China's yuan closed lower against the dollar on Monday but the yen's strength in foreign markets helped the Chinese currency offset some downward pressure from the low reference rate set by the central bank. Before the start of Monday's trade, the People's Bank of China fixed its daily mid-point at 7.5824 to the dollar, weakening sharply from Friday's 7.5697.
Had the yuan traded around the mid-point level as it typically does, it would have fallen 0.266 percent from Friday's close, the second-biggest decline since the yuan was revalued and depegged from the dollar in July 2005.
But the yuan showed a muted reaction to the mid-point as it closed at 7.5674 to the dollar, down only modestly from Friday's close at 7.5623. It closed before China raised banks' required reserves for the ninth time since June 2006 in an attempt to keep a lid on credit and investment growth.
"Traders think the mid-point is too low for the market level. The yen may have also helped the yuan remain relatively strong," said a trader at an international bank, adding that the Chinese currency would likely to end the week around 7.56. On the offshore market, one-year non-deliverable forwards (NDFs) quoted the yuan at 7.1420/7.1460, indicating appreciation of 6.11 to 6.17 percent in a year's time from Monday's mid-point, up significantly from Friday's 5.85 to 5.92.
The yen hit a three-month high against the euro and a two-month high against the Aussie during early trading on Monday.
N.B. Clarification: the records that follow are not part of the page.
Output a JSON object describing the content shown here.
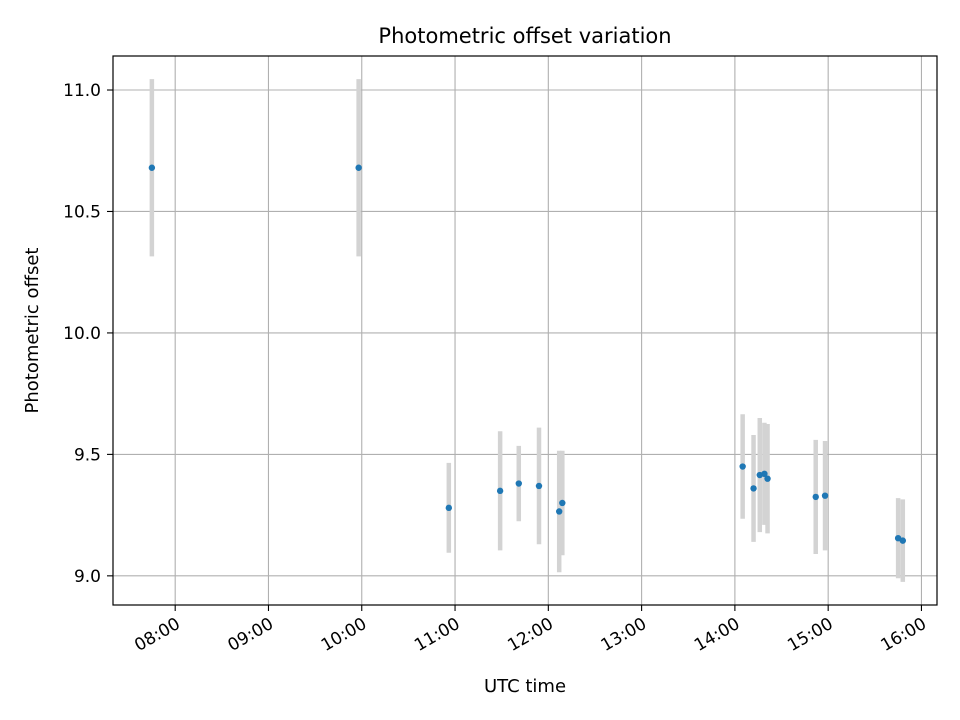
{
  "chart_data": {
    "type": "scatter",
    "title": "Photometric offset variation",
    "xlabel": "UTC time",
    "ylabel": "Photometric offset",
    "x_axis_type": "time",
    "xlim": [
      "07:20",
      "16:10"
    ],
    "ylim": [
      8.88,
      11.14
    ],
    "x_ticks": [
      "08:00",
      "09:00",
      "10:00",
      "11:00",
      "12:00",
      "13:00",
      "14:00",
      "15:00",
      "16:00"
    ],
    "y_ticks": [
      9.0,
      9.5,
      10.0,
      10.5,
      11.0
    ],
    "y_tick_labels": [
      "9.0",
      "9.5",
      "10.0",
      "10.5",
      "11.0"
    ],
    "grid": true,
    "point_color": "#1f77b4",
    "errorbar_color": "#d3d3d3",
    "points": [
      {
        "x": "07:45",
        "y": 10.68,
        "err": 0.365
      },
      {
        "x": "09:58",
        "y": 10.68,
        "err": 0.365
      },
      {
        "x": "10:56",
        "y": 9.28,
        "err": 0.185
      },
      {
        "x": "11:29",
        "y": 9.35,
        "err": 0.245
      },
      {
        "x": "11:41",
        "y": 9.38,
        "err": 0.155
      },
      {
        "x": "11:54",
        "y": 9.37,
        "err": 0.24
      },
      {
        "x": "12:07",
        "y": 9.265,
        "err": 0.25
      },
      {
        "x": "12:09",
        "y": 9.3,
        "err": 0.215
      },
      {
        "x": "14:05",
        "y": 9.45,
        "err": 0.215
      },
      {
        "x": "14:12",
        "y": 9.36,
        "err": 0.22
      },
      {
        "x": "14:16",
        "y": 9.415,
        "err": 0.235
      },
      {
        "x": "14:19",
        "y": 9.42,
        "err": 0.21
      },
      {
        "x": "14:21",
        "y": 9.4,
        "err": 0.225
      },
      {
        "x": "14:52",
        "y": 9.325,
        "err": 0.235
      },
      {
        "x": "14:58",
        "y": 9.33,
        "err": 0.225
      },
      {
        "x": "15:45",
        "y": 9.155,
        "err": 0.165
      },
      {
        "x": "15:48",
        "y": 9.145,
        "err": 0.17
      }
    ]
  }
}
As a key Asian currency, the yen's movements typically give the yuan some hints on the Chinese currency's future direction.
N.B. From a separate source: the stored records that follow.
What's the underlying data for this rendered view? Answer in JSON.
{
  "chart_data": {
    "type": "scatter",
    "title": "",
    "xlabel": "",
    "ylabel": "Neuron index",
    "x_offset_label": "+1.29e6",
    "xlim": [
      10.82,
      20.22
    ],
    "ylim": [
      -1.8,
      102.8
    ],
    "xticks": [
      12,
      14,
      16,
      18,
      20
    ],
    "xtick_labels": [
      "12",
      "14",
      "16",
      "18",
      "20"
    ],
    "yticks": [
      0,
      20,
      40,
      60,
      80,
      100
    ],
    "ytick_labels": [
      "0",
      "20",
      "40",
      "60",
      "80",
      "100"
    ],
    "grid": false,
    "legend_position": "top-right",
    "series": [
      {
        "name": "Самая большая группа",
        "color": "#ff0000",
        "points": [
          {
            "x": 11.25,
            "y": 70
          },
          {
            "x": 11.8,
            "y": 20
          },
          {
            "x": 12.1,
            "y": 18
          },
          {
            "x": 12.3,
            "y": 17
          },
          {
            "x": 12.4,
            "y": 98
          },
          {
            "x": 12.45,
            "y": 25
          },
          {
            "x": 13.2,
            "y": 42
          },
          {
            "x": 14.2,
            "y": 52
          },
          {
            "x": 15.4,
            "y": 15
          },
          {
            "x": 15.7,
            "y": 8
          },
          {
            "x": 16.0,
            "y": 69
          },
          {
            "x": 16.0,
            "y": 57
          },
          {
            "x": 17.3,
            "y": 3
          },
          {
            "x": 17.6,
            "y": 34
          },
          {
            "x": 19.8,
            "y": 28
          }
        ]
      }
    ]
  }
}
The yuan rose a modest 0.1545 percent last week, after it slipped 0.0594 the week before in the wake of a weekly record gain of 0.4144 percent during the second week of July.
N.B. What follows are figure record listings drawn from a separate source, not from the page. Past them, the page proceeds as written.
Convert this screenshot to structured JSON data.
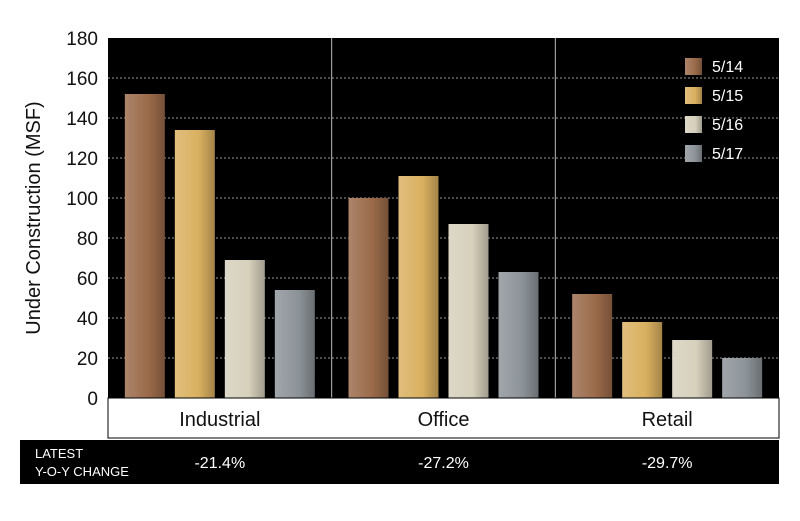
{
  "chart_data": {
    "type": "bar",
    "title": "",
    "xlabel": "",
    "ylabel": "Under Construction (MSF)",
    "ylim": [
      0,
      180
    ],
    "yticks": [
      0,
      20,
      40,
      60,
      80,
      100,
      120,
      140,
      160,
      180
    ],
    "grid": true,
    "legend_position": "top-right",
    "categories": [
      "Industrial",
      "Office",
      "Retail"
    ],
    "series": [
      {
        "name": "5/14",
        "values": [
          152,
          100,
          52
        ],
        "color": "#9a6a4a"
      },
      {
        "name": "5/15",
        "values": [
          134,
          111,
          38
        ],
        "color": "#d9b060"
      },
      {
        "name": "5/16",
        "values": [
          69,
          87,
          29
        ],
        "color": "#d6d0bc"
      },
      {
        "name": "5/17",
        "values": [
          54,
          63,
          20
        ],
        "color": "#8c9398"
      }
    ]
  },
  "change_row": {
    "label_line1": "LATEST",
    "label_line2": "Y-O-Y CHANGE",
    "values": [
      "-21.4%",
      "-27.2%",
      "-29.7%"
    ]
  },
  "colors": {
    "plot_background": "#000000",
    "gridline": "#9a9a9a",
    "separator": "#bbbbbb"
  }
}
Many traders, who had believed the yuan could rise at a relatively faster pace at the end of July due to US Treasury Secretary Henry Paulson's four-day visit to China this week, are now saying that the yuan could even fall on Monday and Tuesday.
"The central bank seems trying to prevent the yuan from appreciating too rapidly," said a dealer at a major Chinese bank. The United States is the key nation among others to place pressure on China to allow its currency to rise faster. On his plane on the way to China, Paulson said on Sunday that the Chinese needed to allow the yuan to appreciate more quickly, though he also noted the currency had already appreciated at least 9 percent since the revaluation.
The US Senate Finance Committee passed a bill last week that would allow companies to seek anti-dumping duties against products from countries that have "fundamentally misaligned" currencies and eventually intervention by the Federal Reserve. Some US lawmakers and manufacturers have said that the Chinese currency is deliberately undervalued by 25 to 40 percent, keeping Chinese products cheap in US consumer market.